4.5. Blood Sampling, Ficoll and Cytospin Preparation
Fifteen milliliters of blood from each patient was collected by needle aspiration and placed in EDTA tubes. The blood was processed by a modified Ficoll protocol, with Ficoll-Hypaque (Pharmacia, Erlangten, Germany) density gradient centrifugation (density 1.007 g/mol) at 900× g
for 30 min [80
]; the mononucleated cells or PBMCs, were counted and centrifuged (700 g, 10 min at 4 °C), and then 1 million cells were spread out on each cytospin and centrifuged (45× g
, 5 min, room temperature), before being processed as described above.

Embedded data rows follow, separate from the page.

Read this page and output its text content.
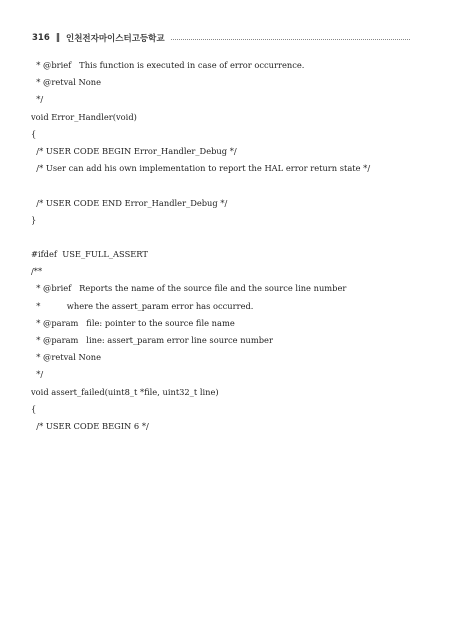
316 ‖ 인천전자마이스터고등학교
* @brief   This function is executed in case of error occurrence.
* @retval None
*/
void Error_Handler(void)
{
/* USER CODE BEGIN Error_Handler_Debug */
/* User can add his own implementation to report the HAL error return state */
/* USER CODE END Error_Handler_Debug */
}
#ifdef  USE_FULL_ASSERT
/**
* @brief   Reports the name of the source file and the source line number
*          where the assert_param error has occurred.
* @param   file: pointer to the source file name
* @param   line: assert_param error line source number
* @retval None
*/
void assert_failed(uint8_t *file, uint32_t line)
{
/* USER CODE BEGIN 6 */
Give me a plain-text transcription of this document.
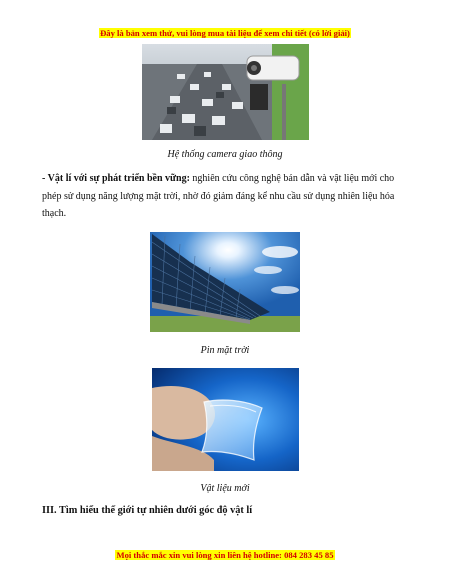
Đây là bản xem thử, vui lòng mua tài liệu để xem chi tiết (có lời giải)
Hệ thống camera giao thông
- Vật lí với sự phát triển bền vững: nghiên cứu công nghệ bán dẫn và vật liệu mới cho phép sử dụng năng lượng mặt trời, nhờ đó giảm đáng kể nhu cầu sử dụng nhiên liệu hóa thạch.
Pin mặt trời
Vật liệu mới
III. Tìm hiểu thế giới tự nhiên dưới góc độ vật lí
Mọi thắc mắc xin vui lòng xin liên hệ hotline: 084 283 45 85
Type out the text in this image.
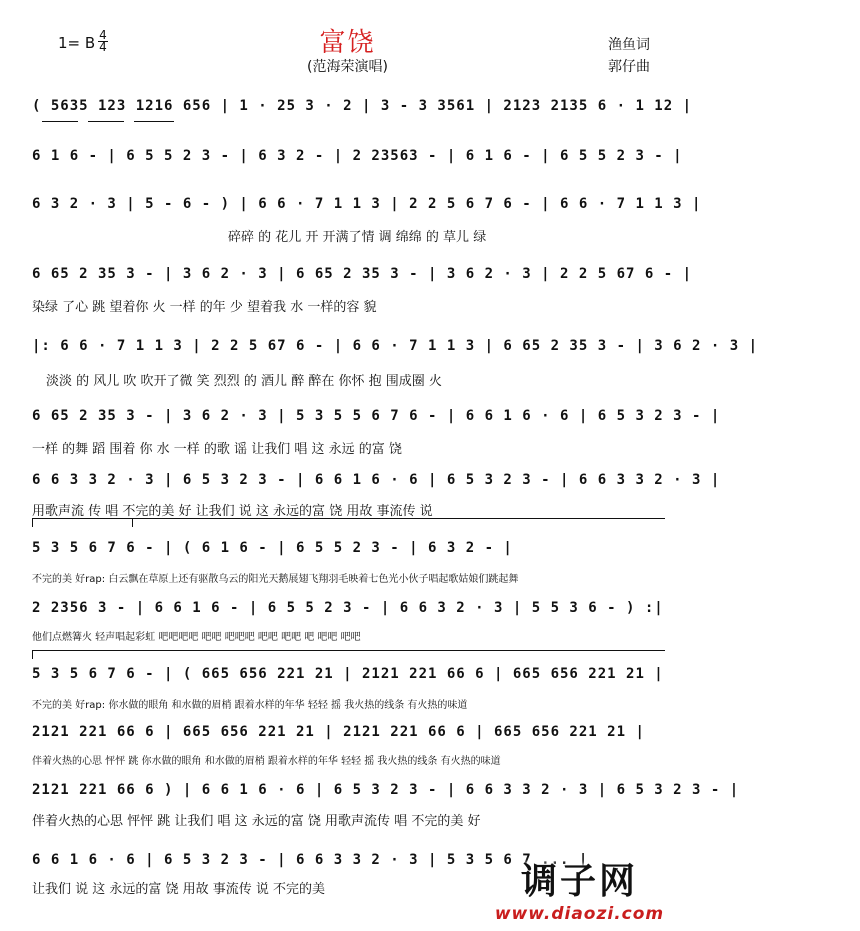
富饶
(范海荣演唱)
1= B 4
4	渔鱼词
郭仔曲
( 5635 123 1216 656 | 1 · 25 3 · 2 | 3 - 3 3561 | 2123 2135 6 · 1 12 |
6 1 6 - | 6 5 5 2 3 - | 6 3 2 - | 2 23563 - | 6 1 6 - | 6 5 5 2 3 - |
6 3 2 · 3 | 5 - 6 - ) | 6 6 · 7 1 1 3 | 2 2 5 6 7 6 - | 6 6 · 7 1 1 3 |
碎碎 的 花儿 开 开满了情 调 绵绵 的 草儿 绿
6 65 2 35 3 - | 3 6 2 · 3 | 6 65 2 35 3 - | 3 6 2 · 3 | 2 2 5 67 6 - |
染绿 了心 跳 望着你 火 一样 的年 少 望着我 水 一样的容 貌
|: 6 6 · 7 1 1 3 | 2 2 5 67 6 - | 6 6 · 7 1 1 3 | 6 65 2 35 3 - | 3 6 2 · 3 |
淡淡 的 风儿 吹 吹开了微 笑 烈烈 的 酒儿 醉 醉在 你怀 抱 围成圈 火
6 65 2 35 3 - | 3 6 2 · 3 | 5 3 5 5 6 7 6 - | 6 6 1 6 · 6 | 6 5 3 2 3 - |
一样 的舞 蹈 围着 你 水 一样 的歌 谣 让我们 唱 这 永远 的富 饶
6 6 3 3 2 · 3 | 6 5 3 2 3 - | 6 6 1 6 · 6 | 6 5 3 2 3 - | 6 6 3 3 2 · 3 |
用歌声流 传 唱 不完的美 好 让我们 说 这 永远的富 饶 用故 事流传 说
5 3 5 6 7 6 - | ( 6 1 6 - | 6 5 5 2 3 - | 6 3 2 - |
不完的美 好rap: 白云飘在草原上还有驱散乌云的阳光天鹅展翅飞翔羽毛映着七色光小伙子唱起歌姑娘们跳起舞
2 2356 3 - | 6 6 1 6 - | 6 5 5 2 3 - | 6 6 3 2 · 3 | 5 5 3 6 - ) :|
他们点燃篝火 轻声唱起彩虹 吧吧吧吧 吧吧 吧吧吧 吧吧 吧吧 吧 吧吧 吧吧
5 3 5 6 7 6 - | ( 665 656 221 21 | 2121 221 66 6 | 665 656 221 21 |
不完的美 好rap: 你水做的眼角 和水做的眉梢 跟着水样的年华 轻轻 摇 我火热的线条 有火热的味道
2121 221 66 6 | 665 656 221 21 | 2121 221 66 6 | 665 656 221 21 |
伴着火热的心思 怦怦 跳 你水做的眼角 和水做的眉梢 跟着水样的年华 轻轻 摇 我火热的线条 有火热的味道
2121 221 66 6 ) | 6 6 1 6 · 6 | 6 5 3 2 3 - | 6 6 3 3 2 · 3 | 6 5 3 2 3 - |
伴着火热的心思 怦怦 跳 让我们 唱 这 永远的富 饶 用歌声流传 唱 不完的美 好
6 6 1 6 · 6 | 6 5 3 2 3 - | 6 6 3 3 2 · 3 | 5 3 5 6 7 ... |
让我们 说 这 永远的富 饶 用故 事流传 说 不完的美	调子网
www.diaozi.com
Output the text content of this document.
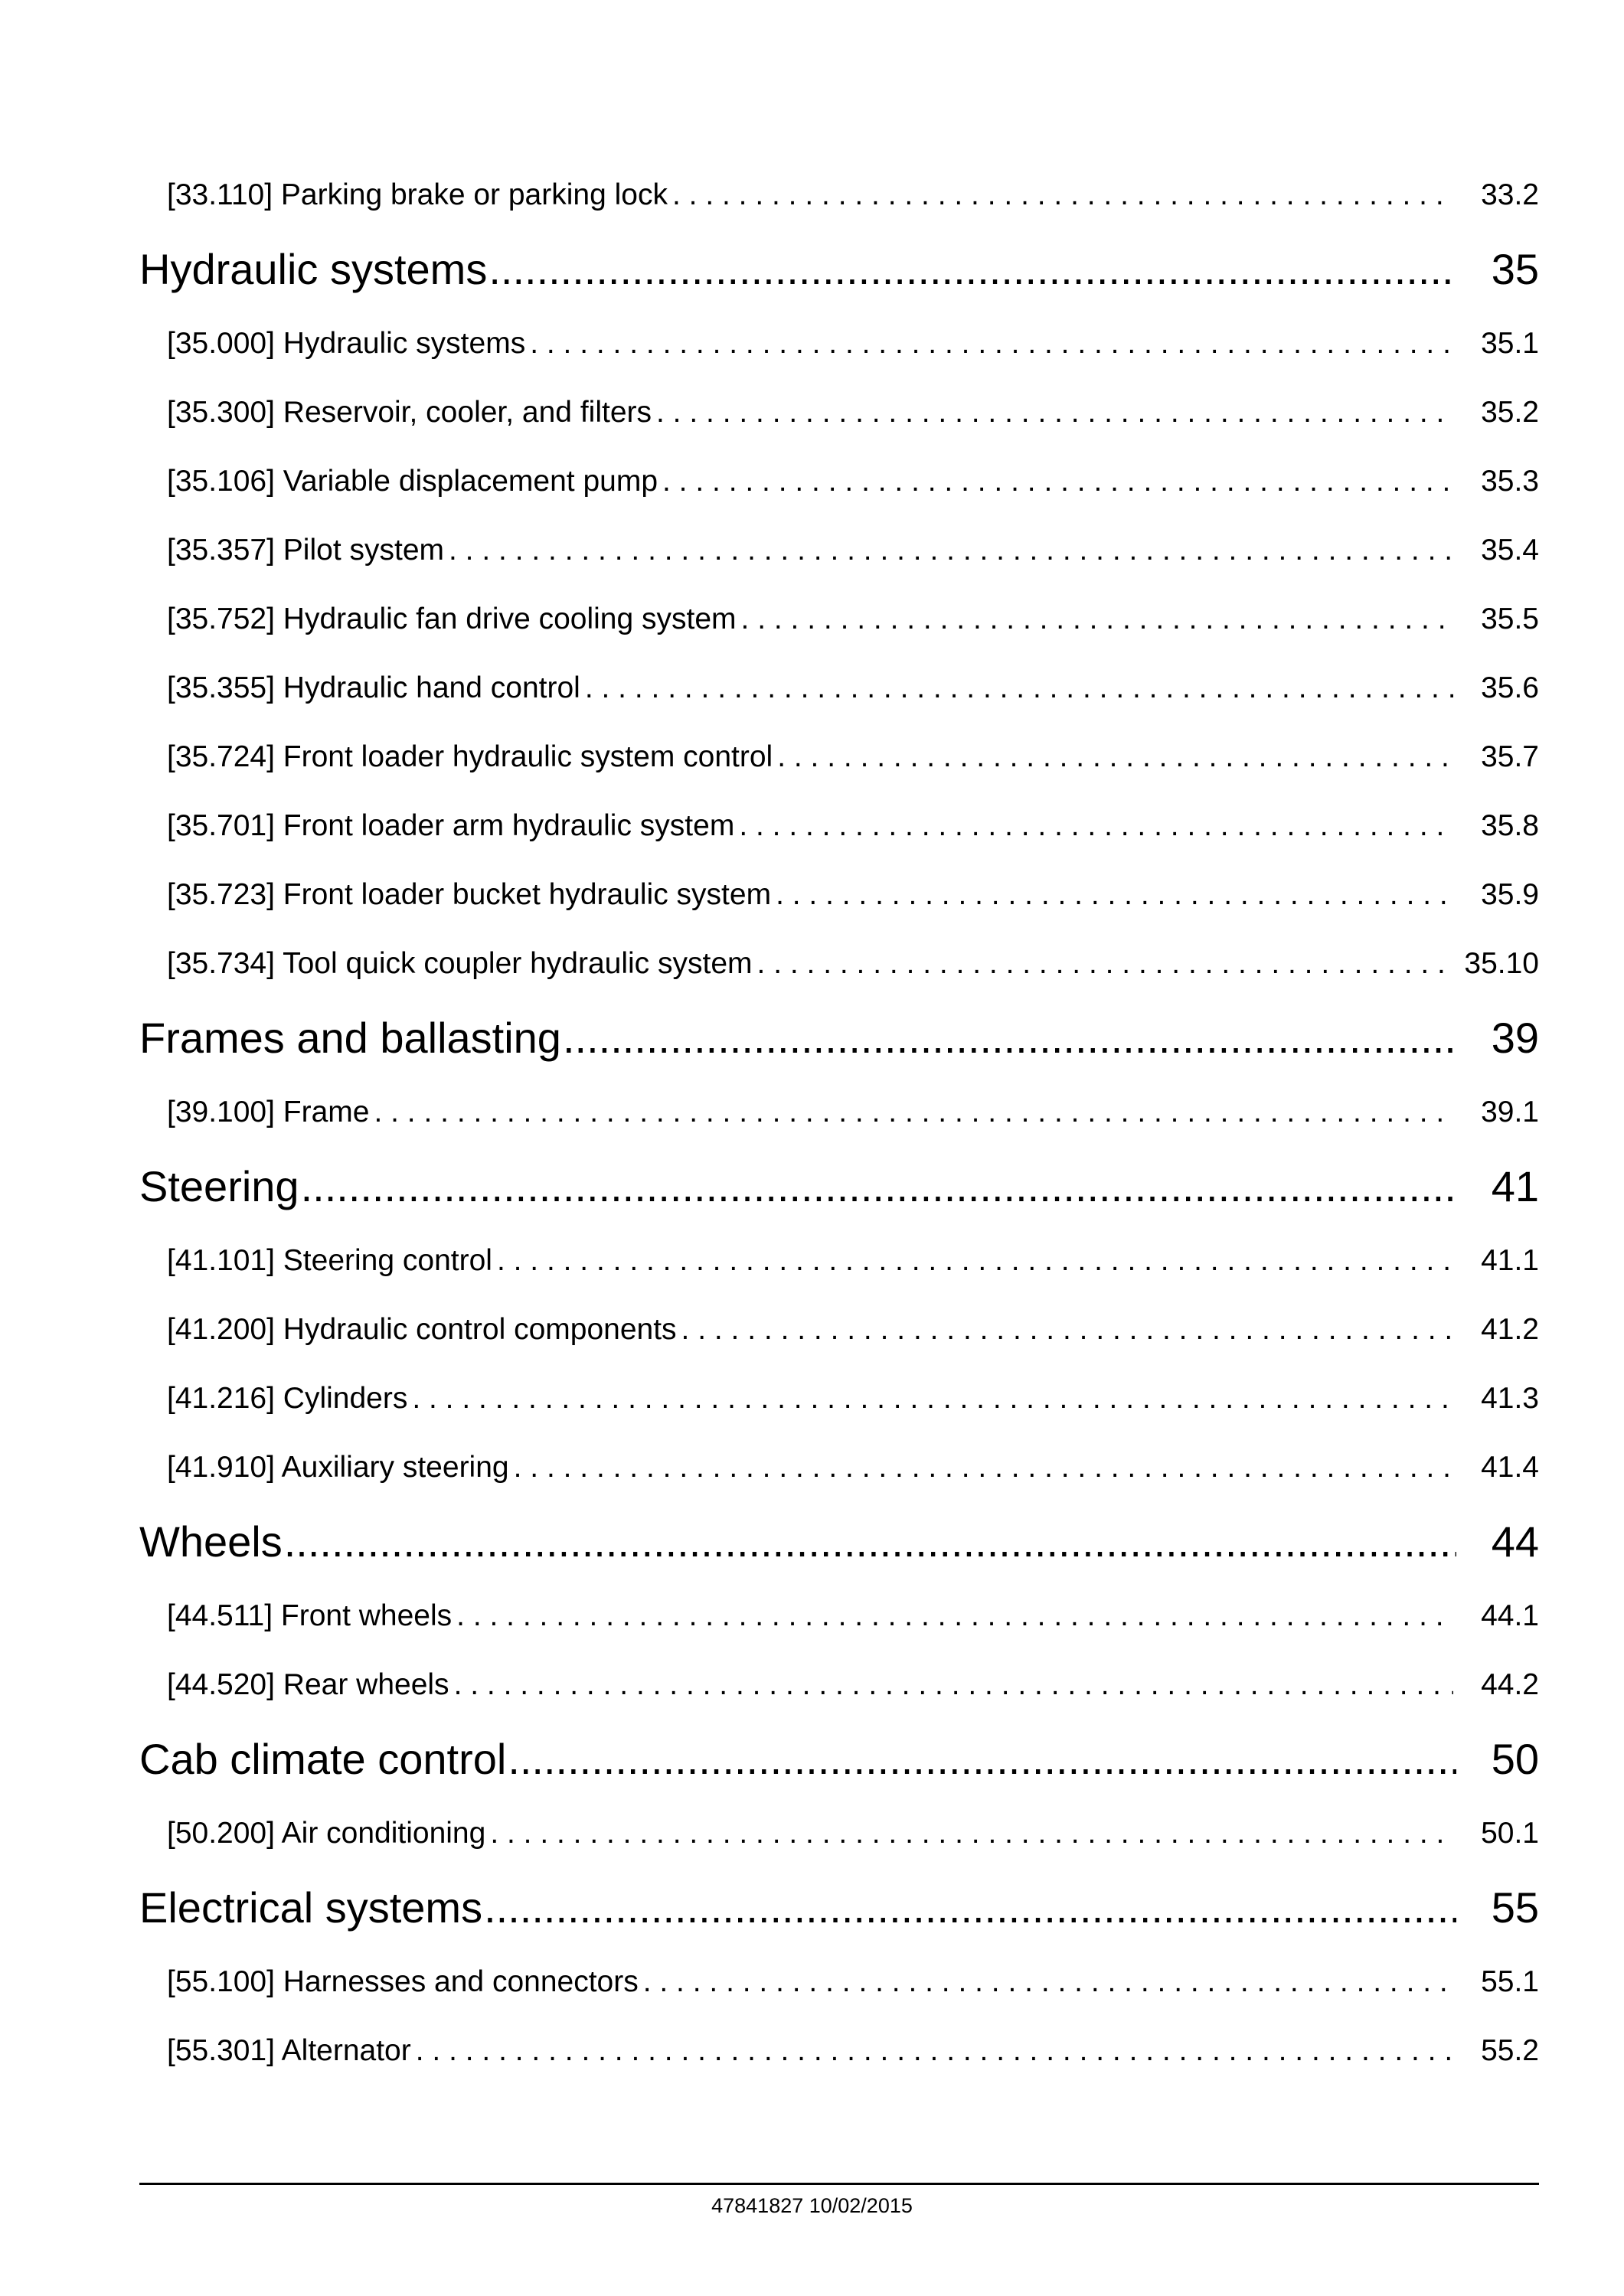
[33.110] Parking brake or parking lock . . .	33.2
Hydraulic systems .....	35
[35.000] Hydraulic systems . . .	35.1
[35.300] Reservoir, cooler, and filters . . .	35.2
[35.106] Variable displacement pump . . .	35.3
[35.357] Pilot system . . .	35.4
[35.752] Hydraulic fan drive cooling system . . .	35.5
[35.355] Hydraulic hand control . . .	35.6
[35.724] Front loader hydraulic system control . . .	35.7
[35.701] Front loader arm hydraulic system . . .	35.8
[35.723] Front loader bucket hydraulic system . . .	35.9
[35.734] Tool quick coupler hydraulic system . . .	35.10
Frames and ballasting .....	39
[39.100] Frame . . .	39.1
Steering .....	41
[41.101] Steering control . . .	41.1
[41.200] Hydraulic control components . . .	41.2
[41.216] Cylinders . . .	41.3
[41.910] Auxiliary steering . . .	41.4
Wheels .....	44
[44.511] Front wheels . . .	44.1
[44.520] Rear wheels . . .	44.2
Cab climate control .....	50
[50.200] Air conditioning . . .	50.1
Electrical systems .....	55
[55.100] Harnesses and connectors . . .	55.1
[55.301] Alternator . . .	55.2
47841827 10/02/2015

4.6. CTC Analysis by Triple Fluorescence
The triple fluorescence labeling of VDR, CK, and CD45 with parallel phase analysis was performed on the cytospins prepared from patient blood, as described above. The preparation of BC cell lines MCF-7 was mixed with PBMCs from healthy donors, in which MCF-7 cells served as a positive control for CK and VDR stainings and as a negative control for CD45; Mixed PBMCs served as a positive control for CD45 staining and as a negative control for CK. In each batch of patient samples we analyzed, one MCF-7 mixed with the PBMCs control slide was systematically performed. The screening of CTCs through CK staining was performed using a 20× magnification to get an optimal sensitivity, and the VDR and CD45 expressions were then assessed using a 40× magnification. For each patient, one cytospin was analyzed (1 million cells per patient) and each slide was evaluated by two independent investigators, and three in doubtful cases (X. Zhang, S. Sixou and U. Jeschke). For one patient (4.3%), the evaluation of the two observers differed for either the CTC detection or VDR positivity. These cases were re-evaluated by the three observers together. After the re-evaluation, the observers came to the same result. The concordance before the re-evaluation was 95.7%. The analysis was always performed within 72 h after the labeling procedure. Each observed CTC was recorded with at least one picture for each channel of analysis.
4.7. Statistical Analysis
A Fisher exact probability test was used to evaluate the relationship between the receptor status of the primary tumor and the VDR expression of the CTC for the 14 CTC-positive patients. p < 0.05 was considered statistically significant.